I heard an unknown voice crying excitedly (our wire was crossed):

"Oh, if I only knew who you were, you scoundrel, I would denounce you to the police. A crime like that! Who is to be the victim?"

Suddenly Claretie's voice:

"Once her throat is cut she will be put in the cart with her husband. I prefer that to poison."

The other man's voice:

"Oh, that's too much! Now the rascals want to poison her. I'll call the superintendent. I want an inquiry!"

A terrible buzzing ensued; then a blissful calm.

It was time; with a subscriber roused to such a pitch, Claretie and I ran the chance of a bad quarter of an hour! I still tremble at the thought of it.

After that I often worked with Claretie over the wire. The Ariane thread also took my voice to Perséphone, I should say ... Thérèse, whom I let hear in this way this or that vocal ending, so as to have her opinion before I wrote down the notes.
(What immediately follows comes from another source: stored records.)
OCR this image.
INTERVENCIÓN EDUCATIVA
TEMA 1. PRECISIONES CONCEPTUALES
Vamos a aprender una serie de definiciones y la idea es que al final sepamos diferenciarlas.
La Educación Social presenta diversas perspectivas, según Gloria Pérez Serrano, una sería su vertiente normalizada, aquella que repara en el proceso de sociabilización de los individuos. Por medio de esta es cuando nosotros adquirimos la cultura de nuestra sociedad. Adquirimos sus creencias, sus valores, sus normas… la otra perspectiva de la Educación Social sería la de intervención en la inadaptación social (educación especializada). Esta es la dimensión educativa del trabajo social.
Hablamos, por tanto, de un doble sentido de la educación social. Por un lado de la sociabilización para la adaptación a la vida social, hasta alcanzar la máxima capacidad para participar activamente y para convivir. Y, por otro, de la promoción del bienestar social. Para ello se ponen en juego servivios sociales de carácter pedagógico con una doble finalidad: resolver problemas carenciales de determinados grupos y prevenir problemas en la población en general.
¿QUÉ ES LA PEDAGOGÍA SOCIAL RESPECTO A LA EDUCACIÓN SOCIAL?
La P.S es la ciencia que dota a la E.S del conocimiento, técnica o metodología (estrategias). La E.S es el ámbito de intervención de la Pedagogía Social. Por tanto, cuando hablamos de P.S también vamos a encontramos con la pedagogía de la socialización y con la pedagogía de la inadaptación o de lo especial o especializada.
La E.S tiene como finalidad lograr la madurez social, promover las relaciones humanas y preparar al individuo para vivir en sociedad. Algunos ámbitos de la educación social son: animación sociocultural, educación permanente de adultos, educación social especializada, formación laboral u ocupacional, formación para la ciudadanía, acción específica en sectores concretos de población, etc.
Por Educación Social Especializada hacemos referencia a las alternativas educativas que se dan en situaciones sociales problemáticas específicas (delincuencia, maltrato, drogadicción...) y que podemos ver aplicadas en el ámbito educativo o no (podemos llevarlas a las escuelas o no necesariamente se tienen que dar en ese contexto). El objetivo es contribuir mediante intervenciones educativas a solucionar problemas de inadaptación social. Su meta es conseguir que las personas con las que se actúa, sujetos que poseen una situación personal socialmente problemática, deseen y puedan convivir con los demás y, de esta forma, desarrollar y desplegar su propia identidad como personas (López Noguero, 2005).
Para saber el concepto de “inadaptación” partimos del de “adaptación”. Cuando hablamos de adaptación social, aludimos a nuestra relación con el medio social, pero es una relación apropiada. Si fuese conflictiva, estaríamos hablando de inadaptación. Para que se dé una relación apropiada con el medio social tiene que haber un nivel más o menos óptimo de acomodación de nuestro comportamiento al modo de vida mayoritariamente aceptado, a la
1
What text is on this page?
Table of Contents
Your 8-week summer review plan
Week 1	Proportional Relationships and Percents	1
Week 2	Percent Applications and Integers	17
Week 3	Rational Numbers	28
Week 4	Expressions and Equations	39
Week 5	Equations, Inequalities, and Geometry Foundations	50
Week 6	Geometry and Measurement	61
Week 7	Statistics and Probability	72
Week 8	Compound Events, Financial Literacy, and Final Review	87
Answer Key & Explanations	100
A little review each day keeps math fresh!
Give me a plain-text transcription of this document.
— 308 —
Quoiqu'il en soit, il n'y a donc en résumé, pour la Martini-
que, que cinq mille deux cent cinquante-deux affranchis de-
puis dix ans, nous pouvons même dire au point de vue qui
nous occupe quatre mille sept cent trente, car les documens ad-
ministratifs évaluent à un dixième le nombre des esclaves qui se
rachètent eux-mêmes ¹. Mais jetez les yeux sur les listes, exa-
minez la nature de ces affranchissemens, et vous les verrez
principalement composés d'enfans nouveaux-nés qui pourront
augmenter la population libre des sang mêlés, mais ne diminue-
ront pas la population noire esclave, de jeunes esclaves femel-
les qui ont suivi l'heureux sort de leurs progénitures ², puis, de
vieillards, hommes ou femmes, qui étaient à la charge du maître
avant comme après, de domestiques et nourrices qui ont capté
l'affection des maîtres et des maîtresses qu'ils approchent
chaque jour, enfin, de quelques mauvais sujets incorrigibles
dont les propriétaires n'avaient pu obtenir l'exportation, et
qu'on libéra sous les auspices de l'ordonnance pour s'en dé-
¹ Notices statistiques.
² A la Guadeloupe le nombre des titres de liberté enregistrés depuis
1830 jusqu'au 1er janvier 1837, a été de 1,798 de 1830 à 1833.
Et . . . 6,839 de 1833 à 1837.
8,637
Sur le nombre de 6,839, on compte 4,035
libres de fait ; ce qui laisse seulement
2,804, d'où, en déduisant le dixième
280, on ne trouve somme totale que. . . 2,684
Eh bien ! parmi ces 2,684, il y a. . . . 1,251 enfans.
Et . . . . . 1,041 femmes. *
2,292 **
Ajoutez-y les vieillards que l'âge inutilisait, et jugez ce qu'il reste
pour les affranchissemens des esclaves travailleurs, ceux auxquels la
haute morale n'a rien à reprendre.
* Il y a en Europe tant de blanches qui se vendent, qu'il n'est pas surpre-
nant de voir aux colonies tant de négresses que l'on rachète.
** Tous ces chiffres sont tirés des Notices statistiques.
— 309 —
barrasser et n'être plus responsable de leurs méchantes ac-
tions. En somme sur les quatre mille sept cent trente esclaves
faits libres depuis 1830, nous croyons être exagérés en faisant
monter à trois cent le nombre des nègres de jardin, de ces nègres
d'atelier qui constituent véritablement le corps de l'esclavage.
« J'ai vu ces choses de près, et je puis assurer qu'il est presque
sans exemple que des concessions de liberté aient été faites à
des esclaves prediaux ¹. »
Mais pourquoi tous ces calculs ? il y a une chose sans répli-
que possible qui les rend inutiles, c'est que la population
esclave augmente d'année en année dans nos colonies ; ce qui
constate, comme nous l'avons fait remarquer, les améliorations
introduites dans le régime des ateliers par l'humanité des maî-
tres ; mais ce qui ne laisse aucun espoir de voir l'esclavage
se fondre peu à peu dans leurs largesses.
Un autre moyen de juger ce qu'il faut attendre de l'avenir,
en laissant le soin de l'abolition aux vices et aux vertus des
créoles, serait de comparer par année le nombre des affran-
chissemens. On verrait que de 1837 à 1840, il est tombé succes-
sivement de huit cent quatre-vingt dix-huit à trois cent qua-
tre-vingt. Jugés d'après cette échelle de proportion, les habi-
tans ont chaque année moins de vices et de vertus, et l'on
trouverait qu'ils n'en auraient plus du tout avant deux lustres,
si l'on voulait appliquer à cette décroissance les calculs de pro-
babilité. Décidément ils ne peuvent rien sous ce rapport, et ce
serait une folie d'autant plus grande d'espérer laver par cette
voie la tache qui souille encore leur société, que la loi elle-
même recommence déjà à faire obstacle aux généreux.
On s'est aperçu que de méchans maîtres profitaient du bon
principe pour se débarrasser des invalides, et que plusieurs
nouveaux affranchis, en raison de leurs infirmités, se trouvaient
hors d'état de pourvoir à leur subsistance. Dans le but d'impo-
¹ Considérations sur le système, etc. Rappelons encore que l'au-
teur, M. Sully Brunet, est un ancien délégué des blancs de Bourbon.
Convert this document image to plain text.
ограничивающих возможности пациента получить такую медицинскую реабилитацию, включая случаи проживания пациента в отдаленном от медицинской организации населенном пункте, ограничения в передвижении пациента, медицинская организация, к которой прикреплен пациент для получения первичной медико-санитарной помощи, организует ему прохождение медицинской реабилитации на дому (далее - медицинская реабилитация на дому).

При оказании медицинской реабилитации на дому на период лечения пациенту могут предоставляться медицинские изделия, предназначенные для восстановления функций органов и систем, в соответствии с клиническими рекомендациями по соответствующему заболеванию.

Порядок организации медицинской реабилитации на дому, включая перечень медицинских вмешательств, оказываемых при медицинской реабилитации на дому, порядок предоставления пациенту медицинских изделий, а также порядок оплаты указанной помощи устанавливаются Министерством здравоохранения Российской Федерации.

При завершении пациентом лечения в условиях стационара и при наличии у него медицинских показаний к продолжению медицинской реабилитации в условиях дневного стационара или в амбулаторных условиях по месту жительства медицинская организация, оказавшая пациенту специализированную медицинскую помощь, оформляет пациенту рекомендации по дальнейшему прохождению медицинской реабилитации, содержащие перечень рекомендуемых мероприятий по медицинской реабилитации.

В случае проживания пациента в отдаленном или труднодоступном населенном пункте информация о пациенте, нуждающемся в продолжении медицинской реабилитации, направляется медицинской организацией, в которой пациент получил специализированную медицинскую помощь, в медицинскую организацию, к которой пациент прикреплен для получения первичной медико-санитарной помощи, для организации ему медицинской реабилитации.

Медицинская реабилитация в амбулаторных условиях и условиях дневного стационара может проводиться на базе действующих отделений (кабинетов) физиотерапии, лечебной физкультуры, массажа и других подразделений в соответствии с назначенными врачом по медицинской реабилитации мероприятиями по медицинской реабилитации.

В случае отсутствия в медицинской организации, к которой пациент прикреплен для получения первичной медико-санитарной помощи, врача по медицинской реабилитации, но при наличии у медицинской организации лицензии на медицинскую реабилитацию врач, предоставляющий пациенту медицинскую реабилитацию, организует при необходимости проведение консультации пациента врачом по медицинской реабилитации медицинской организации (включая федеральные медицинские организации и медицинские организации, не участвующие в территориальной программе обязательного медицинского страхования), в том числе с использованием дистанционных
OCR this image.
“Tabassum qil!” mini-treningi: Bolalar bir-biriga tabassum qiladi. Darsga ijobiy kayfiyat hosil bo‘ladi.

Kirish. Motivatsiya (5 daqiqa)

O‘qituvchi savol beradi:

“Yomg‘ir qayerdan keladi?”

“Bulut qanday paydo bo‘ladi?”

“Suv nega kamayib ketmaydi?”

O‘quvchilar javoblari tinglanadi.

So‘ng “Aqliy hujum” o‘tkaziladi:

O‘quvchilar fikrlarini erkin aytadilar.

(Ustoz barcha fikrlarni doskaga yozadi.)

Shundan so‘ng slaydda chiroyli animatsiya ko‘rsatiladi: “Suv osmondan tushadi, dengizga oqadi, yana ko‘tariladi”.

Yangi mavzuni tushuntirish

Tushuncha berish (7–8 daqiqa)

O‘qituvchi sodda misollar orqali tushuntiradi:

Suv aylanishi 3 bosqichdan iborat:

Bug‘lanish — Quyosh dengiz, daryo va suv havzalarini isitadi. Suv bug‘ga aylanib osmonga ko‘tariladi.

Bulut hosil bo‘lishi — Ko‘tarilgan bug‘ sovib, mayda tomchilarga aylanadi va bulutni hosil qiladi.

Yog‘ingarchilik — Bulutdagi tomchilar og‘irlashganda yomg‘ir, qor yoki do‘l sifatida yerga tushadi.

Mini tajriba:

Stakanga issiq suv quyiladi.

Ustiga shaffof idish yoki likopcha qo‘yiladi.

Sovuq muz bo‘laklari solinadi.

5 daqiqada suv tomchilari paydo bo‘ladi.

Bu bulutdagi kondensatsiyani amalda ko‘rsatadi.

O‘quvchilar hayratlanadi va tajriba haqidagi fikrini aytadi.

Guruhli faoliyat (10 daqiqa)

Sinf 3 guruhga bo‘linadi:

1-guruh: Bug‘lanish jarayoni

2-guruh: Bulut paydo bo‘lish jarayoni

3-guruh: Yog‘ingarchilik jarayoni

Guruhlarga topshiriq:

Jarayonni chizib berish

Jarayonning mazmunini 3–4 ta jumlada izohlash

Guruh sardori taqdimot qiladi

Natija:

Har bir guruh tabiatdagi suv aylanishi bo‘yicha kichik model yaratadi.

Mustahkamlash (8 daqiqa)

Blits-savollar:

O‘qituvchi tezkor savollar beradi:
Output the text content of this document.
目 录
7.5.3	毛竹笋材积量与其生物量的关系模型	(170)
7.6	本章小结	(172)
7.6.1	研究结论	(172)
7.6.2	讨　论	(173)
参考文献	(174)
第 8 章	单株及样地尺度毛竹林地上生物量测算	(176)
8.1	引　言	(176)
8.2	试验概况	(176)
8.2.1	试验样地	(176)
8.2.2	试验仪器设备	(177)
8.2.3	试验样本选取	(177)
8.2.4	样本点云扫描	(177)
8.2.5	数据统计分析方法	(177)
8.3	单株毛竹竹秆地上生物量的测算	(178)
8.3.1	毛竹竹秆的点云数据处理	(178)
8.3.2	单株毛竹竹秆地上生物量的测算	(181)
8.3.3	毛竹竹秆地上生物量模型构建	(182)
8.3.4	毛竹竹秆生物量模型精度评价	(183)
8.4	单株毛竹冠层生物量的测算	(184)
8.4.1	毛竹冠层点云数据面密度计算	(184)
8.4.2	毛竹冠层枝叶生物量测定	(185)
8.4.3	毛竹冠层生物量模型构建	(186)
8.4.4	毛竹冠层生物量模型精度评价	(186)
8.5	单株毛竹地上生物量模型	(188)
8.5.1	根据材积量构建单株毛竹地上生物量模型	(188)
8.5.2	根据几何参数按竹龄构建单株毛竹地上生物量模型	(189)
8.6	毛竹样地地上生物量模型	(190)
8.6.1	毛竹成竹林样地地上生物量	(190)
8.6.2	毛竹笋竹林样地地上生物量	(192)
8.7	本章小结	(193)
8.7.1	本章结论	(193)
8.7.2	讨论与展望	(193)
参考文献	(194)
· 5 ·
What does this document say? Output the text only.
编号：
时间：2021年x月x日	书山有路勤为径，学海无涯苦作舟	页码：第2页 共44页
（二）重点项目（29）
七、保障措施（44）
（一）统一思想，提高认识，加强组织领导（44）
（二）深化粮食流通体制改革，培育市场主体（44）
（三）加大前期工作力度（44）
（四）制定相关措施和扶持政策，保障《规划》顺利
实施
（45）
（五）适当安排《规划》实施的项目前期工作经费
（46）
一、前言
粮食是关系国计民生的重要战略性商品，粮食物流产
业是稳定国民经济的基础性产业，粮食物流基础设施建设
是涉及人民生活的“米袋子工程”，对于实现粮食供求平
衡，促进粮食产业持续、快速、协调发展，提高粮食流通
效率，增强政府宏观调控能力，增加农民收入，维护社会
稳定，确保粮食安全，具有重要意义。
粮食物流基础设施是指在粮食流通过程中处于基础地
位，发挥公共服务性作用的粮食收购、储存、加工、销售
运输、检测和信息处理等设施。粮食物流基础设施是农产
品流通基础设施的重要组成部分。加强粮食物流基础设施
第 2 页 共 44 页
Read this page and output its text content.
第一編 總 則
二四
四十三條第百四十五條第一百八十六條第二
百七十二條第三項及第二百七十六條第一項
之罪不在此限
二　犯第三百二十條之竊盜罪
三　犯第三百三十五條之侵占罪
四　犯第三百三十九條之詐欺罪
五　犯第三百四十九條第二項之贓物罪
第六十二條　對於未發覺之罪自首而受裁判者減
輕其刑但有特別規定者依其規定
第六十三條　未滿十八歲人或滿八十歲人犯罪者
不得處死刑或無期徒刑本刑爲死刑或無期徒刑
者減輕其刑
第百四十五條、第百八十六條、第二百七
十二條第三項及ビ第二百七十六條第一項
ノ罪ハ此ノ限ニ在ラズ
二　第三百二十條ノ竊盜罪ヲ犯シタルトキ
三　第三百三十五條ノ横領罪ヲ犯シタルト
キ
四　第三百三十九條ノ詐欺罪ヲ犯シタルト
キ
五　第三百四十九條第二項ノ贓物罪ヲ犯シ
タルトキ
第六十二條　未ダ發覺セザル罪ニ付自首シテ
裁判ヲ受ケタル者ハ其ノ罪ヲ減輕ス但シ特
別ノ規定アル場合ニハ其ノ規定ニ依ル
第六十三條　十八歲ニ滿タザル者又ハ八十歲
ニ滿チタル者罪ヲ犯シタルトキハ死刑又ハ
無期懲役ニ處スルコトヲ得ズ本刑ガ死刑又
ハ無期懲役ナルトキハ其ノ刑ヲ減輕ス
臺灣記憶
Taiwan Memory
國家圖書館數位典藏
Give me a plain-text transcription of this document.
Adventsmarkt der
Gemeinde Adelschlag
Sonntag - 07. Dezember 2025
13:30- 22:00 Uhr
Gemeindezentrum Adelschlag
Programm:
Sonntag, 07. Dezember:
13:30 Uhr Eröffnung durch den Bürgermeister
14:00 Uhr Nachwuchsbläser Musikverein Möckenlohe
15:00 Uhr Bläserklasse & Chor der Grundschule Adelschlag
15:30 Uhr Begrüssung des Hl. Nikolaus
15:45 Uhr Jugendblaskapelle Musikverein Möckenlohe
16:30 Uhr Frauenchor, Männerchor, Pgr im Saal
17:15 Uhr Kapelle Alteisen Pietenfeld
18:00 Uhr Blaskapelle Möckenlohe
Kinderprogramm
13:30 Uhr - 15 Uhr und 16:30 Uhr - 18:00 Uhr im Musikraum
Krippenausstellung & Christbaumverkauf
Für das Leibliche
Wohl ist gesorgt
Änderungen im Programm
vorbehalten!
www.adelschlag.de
One beautiful spring day I went to revisit the Garden at Bagatelle and its pretty pavilion, then still abandoned, which the Comte d'Artois had built under Louis XVI. I fixed thoroughly in my memory that delightful little chateau which the triumphant Revolution allowed to be exploited for picnic parties after despoiling its oldtime owner of it. When he got it back under the Restoration, the Comte d'Artois called it Babiole, Bagatelle or Babiole it's all the same; and this same pavilion was occupied almost to our own time by Sir Richard Wallace, the famous millionaire, philanthropist and collector.